Eine Leserin meines Blogs hat neulich als Kommentar zu einem meiner Grammatikartikel geschrieben: “(A)ls Deutschlehrerin hat mir der Artikel geholfen meinen eigenen Fehler zu verstehen.” Darauf antwortete ein anderer Leser, dass man als Deutschlehrerin doch aber auch wissen müsse, dass nach “geholfen” ein Komma stünde.
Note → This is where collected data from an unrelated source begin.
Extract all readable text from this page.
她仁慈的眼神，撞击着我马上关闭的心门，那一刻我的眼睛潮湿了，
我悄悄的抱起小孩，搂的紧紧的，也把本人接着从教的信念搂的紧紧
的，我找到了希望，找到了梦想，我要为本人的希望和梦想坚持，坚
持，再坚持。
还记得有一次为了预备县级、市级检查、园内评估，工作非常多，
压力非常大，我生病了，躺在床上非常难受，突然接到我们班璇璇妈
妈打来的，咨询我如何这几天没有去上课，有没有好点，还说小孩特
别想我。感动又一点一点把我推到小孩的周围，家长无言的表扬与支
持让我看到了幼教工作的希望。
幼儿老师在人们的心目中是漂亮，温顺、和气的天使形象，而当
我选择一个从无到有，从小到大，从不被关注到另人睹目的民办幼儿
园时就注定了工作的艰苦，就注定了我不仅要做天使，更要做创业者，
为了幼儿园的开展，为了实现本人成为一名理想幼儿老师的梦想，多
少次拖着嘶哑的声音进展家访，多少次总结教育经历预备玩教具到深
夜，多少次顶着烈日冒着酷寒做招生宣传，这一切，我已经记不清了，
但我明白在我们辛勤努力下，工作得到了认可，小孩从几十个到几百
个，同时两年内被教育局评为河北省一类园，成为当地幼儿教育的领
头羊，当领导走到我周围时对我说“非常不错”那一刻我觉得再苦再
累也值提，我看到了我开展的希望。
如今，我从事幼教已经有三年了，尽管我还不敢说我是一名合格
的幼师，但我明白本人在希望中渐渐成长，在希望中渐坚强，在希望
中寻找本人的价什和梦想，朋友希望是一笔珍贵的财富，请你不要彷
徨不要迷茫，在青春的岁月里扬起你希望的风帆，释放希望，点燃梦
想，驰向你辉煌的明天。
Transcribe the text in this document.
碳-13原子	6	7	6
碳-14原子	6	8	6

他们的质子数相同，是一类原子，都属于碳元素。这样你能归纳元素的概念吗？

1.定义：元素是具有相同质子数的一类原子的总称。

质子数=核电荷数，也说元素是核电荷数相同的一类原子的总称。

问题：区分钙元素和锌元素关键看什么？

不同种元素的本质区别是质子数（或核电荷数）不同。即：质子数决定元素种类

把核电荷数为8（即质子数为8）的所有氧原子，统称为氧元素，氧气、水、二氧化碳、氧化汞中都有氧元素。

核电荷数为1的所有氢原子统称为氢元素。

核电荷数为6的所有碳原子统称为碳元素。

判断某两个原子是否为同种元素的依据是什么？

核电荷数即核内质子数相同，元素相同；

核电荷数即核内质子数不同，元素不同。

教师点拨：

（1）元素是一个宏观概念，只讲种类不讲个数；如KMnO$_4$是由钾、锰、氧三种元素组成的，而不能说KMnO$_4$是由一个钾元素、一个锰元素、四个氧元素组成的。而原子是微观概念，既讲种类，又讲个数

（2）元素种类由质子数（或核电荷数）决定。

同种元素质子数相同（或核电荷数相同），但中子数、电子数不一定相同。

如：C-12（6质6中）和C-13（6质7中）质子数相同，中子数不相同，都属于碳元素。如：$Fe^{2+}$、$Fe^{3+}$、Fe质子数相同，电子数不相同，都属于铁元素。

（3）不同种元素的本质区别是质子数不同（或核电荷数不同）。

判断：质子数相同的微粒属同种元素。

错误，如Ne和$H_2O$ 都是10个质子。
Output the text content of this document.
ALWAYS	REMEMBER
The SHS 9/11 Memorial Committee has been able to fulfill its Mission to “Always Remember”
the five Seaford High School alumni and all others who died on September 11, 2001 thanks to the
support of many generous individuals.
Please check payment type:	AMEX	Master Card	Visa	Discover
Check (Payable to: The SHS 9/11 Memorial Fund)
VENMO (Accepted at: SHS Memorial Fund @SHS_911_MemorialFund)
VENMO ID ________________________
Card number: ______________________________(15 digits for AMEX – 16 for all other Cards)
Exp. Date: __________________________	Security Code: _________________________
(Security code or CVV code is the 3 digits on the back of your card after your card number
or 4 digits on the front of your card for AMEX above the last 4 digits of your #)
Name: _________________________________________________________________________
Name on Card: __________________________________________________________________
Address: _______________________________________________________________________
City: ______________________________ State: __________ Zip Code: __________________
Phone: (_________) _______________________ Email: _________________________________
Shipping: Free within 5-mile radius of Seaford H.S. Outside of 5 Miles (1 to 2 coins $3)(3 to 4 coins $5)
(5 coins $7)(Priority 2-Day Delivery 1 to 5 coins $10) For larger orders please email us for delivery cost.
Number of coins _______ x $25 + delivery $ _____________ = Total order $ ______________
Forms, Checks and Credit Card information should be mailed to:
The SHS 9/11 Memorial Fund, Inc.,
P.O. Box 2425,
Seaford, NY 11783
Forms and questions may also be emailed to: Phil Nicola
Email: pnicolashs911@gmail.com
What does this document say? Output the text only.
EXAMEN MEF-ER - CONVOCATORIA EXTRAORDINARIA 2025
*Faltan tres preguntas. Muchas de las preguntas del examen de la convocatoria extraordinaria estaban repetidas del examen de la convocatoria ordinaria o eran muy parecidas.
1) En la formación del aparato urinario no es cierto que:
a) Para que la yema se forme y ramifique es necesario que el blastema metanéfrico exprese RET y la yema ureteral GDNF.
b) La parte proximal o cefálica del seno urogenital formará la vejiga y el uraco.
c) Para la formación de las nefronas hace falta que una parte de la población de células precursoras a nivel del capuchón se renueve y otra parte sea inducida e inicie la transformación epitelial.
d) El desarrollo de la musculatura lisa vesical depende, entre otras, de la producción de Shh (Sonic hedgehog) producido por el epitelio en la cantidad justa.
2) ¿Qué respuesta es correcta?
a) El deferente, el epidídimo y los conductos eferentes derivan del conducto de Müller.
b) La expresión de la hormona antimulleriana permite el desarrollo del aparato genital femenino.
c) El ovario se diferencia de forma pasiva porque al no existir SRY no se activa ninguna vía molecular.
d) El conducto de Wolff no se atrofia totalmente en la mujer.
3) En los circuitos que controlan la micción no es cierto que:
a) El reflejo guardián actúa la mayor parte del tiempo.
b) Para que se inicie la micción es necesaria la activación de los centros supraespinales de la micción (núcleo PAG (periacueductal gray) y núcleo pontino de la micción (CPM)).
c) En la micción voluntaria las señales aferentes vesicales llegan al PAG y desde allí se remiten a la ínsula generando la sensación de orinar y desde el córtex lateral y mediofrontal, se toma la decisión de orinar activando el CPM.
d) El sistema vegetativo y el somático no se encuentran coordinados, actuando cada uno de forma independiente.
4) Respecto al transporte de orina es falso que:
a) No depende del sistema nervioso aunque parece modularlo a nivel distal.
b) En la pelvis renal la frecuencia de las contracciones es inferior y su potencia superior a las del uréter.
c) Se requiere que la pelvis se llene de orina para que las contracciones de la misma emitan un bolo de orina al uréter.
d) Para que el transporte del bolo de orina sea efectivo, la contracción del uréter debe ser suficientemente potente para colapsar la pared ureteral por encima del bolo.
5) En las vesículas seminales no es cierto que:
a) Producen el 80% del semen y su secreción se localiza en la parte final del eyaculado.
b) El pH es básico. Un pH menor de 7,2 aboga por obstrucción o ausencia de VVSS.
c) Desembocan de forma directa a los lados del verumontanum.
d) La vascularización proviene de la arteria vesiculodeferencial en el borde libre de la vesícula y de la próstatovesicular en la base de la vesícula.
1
Ist es schon so weit gekommen, dass selbst die Deutschlehrer kein Deutsch mehr können? Oder hatte die Dame vielleicht recht?

Infinitivgruppen

In der Schule haben wir (hoffentlich) gelernt, dass zwischen eine Infinitivgruppe mit zu und den Rest des Satzes normalerweise ein Komma gehört. Eine Infinitivgruppe besteht aus einem Infinitiv (arbeiten, schuften, malochen) mit einem “zu”. Oft können noch andere Wörter hinzukommen, zum Beispiel “zu faulenzen, nicht zur Arbeit zu gehen, im Bett zu bleiben, gefeuert zu werden, Pech gehabt zu haben”. Im Satz unserer Lehrerin von oben wäre die Infinitivgruppe also: “meinen eigenen Fehler zu verstehen”.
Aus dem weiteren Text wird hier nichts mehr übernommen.